- Mathieu Belanger/Reuters
SeaWorld made a massive move by ending the breeding of their signature orcas in March. But from a business perspective, they’re not out of the woods yet.
According to Jason Bazinet at Citi, despite the revenue increases expected from the image upgrade, the theme park purveyor still has a lot of issues to deal with.
These problems, along with the now-rich valuation, should keep investors away from the stock.
“In effect, adverse Orlando trends could offset the benefits of the firm’s strategic pivot,” said a Friday note from Bazinet. “And, in parallel, the Street has already rewarded SeaWorld’s equity. Recall, since the orca announcement, SeaWorld’s equity is up ~25%. As such, we no longer like the risk-reward and are moving to the sidelines.”

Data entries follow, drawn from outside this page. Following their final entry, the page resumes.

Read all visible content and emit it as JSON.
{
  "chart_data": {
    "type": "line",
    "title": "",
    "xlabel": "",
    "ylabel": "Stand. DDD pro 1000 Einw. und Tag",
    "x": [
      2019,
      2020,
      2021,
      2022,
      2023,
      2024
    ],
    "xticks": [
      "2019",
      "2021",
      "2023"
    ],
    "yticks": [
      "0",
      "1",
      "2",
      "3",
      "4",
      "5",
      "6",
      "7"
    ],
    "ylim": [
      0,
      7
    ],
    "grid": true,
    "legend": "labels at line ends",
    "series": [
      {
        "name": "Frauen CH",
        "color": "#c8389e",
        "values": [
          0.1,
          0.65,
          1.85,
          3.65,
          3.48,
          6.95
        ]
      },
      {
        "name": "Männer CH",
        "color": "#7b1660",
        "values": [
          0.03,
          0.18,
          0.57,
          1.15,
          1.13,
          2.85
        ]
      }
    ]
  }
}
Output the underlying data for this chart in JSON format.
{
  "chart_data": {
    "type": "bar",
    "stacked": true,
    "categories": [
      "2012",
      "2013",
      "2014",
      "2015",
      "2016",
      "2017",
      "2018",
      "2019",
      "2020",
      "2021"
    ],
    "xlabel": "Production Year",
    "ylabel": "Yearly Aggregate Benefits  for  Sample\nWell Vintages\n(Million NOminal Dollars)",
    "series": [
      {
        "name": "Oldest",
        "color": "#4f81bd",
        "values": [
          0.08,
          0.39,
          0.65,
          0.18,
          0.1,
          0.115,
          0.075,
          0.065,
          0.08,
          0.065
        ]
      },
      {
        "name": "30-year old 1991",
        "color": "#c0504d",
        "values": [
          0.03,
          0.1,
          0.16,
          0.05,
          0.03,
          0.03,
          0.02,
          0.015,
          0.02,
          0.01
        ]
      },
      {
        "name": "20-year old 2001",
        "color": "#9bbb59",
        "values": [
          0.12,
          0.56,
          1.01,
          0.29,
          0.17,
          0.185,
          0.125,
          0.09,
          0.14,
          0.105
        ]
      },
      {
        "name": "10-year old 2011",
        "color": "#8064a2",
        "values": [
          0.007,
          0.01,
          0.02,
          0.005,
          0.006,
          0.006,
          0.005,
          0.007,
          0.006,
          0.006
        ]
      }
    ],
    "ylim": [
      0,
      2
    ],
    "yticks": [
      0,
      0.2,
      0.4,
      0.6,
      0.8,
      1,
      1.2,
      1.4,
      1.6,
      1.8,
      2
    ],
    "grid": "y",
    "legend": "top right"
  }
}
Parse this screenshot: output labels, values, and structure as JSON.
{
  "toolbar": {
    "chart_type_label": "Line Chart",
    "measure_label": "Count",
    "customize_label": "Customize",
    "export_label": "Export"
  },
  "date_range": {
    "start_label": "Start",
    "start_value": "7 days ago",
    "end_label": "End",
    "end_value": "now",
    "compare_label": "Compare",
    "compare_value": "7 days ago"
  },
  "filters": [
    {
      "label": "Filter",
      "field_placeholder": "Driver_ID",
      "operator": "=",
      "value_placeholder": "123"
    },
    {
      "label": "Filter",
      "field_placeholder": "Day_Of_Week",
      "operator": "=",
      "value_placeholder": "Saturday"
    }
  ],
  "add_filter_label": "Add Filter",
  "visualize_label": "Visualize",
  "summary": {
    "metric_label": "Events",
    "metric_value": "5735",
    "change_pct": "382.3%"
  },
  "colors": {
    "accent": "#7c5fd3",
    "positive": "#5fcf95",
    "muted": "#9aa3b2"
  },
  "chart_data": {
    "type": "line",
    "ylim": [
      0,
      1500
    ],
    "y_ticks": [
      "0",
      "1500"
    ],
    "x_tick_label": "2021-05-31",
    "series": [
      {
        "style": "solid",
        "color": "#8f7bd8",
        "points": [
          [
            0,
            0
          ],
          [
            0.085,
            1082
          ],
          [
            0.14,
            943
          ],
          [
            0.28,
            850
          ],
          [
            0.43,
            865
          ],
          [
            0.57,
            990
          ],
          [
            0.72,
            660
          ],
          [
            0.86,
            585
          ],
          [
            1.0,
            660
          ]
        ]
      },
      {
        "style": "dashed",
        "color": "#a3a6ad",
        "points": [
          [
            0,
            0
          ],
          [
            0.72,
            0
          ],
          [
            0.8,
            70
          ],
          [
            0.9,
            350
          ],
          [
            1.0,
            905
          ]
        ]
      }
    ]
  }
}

The move, however, also negates some of the potential gain. For instance, the shift makes SeaWorld simply a regional park, a la Six Flags, instead of a destination attraction according to Bazinet. This means that while visitors and revenue may increase from locals, the company will have fewer international and long-distance visitors.
“But, we want to assess this: If management pivots from an orca centric tourist park to a regional park, then the number of resident visitors should rise,” wrote Bazinet. “But, the number of international and out-of-state visitors should fall. The key is to understand the trade-off.”
In the end this trade-off will be a revenue-driver for the parks, wrote Bazinet, but the transition will not be without growing pains.
Looking at Orlando airport trends and the attendance figures after the release of the documentary Blackfish, which is widely credited with the beginning of SeaWorld’s decline, the picture does not look bright.
We believe a 10% decrease in Orlando’s attendance is possible (even assuming no share loss). And, if we assume the historical share loss, SeaWorld Orlando could see attendance declines of ~15-20%. If we assume a 10% decline in SeaWorld Orlando attendance, it would reduce revenues by ~$38 million, EBITDA by ~$28 million, FCF by ~$18 million, and total equity value by ~$3.
And the shift to a regional park is not the only problem. SeaWorld and Universal Studios used to gain visitors as attendance at the Disney theme parks rose. The thought being, that people on vacation would opt to spend some time at a non-Disney park for a portion of their trip. Recently, however, all of the spillover has gone to Universal instead of SeaWorld.
Some of the shift to Universal has been due to the “Blackfish” scandal, but some is also due to a massive wave of investment by Universal into their park.
“We believe this suggests that guests are electing to spend part of their Disney vacation at Universal rather than SeaWorld,” said the note. “This is likely driven by higher capital investments at Universal.”
Simply put, investments such as the Wizarding World of Harry Potter are driving traffic away from SeaWorld, and to Universal.
So between the transition to a non-international visitors and Universal Studios gobbling up market share, SeaWorld is facing a tough few years even with the new transition.